On this date at Daily Kos in 2010—MA-Sen: Campaign Frenzy:

The first conversation you have with people in Massachusetts these days is about what phone calls they’ve gotten. “I was home today,” my father told me on Friday, “and the bulk of the phone calls we got were about the election: Bill Clinton, the DNC, a Coakley volunteer, the Brown campaign, my union president…” Saturday, it was a robocall from Scott Brown’s daughter complaining about the negative attacks against her father. (That is, against disclosure of his record and positions.) Today, my mother answered the phone and was asked if she believed that marriage was between a man and a woman. When she replied no, the National Organization for Marriage thanked her and signed off. Moments later, the phone rang.
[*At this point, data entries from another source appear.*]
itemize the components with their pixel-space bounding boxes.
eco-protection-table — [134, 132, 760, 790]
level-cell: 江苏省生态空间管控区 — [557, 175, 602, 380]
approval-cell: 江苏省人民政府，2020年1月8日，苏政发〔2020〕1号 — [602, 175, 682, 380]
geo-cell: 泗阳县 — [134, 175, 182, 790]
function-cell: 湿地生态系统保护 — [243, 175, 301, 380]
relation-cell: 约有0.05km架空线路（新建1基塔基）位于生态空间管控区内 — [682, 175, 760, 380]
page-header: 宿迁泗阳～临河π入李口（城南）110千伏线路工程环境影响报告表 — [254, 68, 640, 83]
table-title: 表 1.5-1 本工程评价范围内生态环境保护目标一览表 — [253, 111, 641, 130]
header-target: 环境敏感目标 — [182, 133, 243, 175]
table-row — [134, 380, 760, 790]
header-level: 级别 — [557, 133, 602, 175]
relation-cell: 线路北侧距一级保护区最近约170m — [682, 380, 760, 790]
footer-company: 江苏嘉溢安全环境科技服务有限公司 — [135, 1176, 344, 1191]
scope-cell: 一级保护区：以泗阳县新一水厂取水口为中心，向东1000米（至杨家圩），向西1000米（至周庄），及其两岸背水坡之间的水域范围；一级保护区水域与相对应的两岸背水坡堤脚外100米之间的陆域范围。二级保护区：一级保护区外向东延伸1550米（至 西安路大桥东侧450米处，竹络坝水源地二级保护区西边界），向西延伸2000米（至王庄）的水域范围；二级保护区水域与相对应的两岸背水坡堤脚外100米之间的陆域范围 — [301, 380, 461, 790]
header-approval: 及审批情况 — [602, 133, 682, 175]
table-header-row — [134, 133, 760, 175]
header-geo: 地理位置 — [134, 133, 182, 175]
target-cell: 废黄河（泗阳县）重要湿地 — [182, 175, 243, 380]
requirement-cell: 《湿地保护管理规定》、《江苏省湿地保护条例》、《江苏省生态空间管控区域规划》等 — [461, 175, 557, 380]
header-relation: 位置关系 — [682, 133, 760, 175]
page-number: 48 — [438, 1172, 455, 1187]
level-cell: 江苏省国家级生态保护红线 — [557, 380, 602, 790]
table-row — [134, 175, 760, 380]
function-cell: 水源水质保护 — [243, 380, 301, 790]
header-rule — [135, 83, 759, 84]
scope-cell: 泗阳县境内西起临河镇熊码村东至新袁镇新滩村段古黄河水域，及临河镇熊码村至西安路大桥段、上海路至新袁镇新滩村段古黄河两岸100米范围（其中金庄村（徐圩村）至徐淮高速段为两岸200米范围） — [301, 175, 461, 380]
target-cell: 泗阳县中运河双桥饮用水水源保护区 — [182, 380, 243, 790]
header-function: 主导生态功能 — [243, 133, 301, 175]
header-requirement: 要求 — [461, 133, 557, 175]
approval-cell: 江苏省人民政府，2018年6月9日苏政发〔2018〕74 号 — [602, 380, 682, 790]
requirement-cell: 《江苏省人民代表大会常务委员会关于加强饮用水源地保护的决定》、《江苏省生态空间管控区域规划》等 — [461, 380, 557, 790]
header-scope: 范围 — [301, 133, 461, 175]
It was MassEquality calling to let people know NOM was making calls.

At Coakley campaign headquarters, and nearby at the Massachusetts Democratic Party, volunteer phonebankers often apologize for the volume of calls people are getting. But they keep calling, and the stacks of completed call sheets are added to as fast as they can be entered in the computers. The complacency that plagued us just a week ago has been thoroughly punctured and volunteers have flooded in.

No, Massachusetts is not accustomed to this kind of campaign.

Massachusetts is also not accustomed to a candidate as low-down and scum-sucking as Scott Brown, and once again the compressed schedule of what you might call the real campaign is an issue, forcing voters to absorb the rapid-fire succession of stories only now coming out about Brown, after he’s spent months defining himself as that telegenic guy who never says the word “Republican.”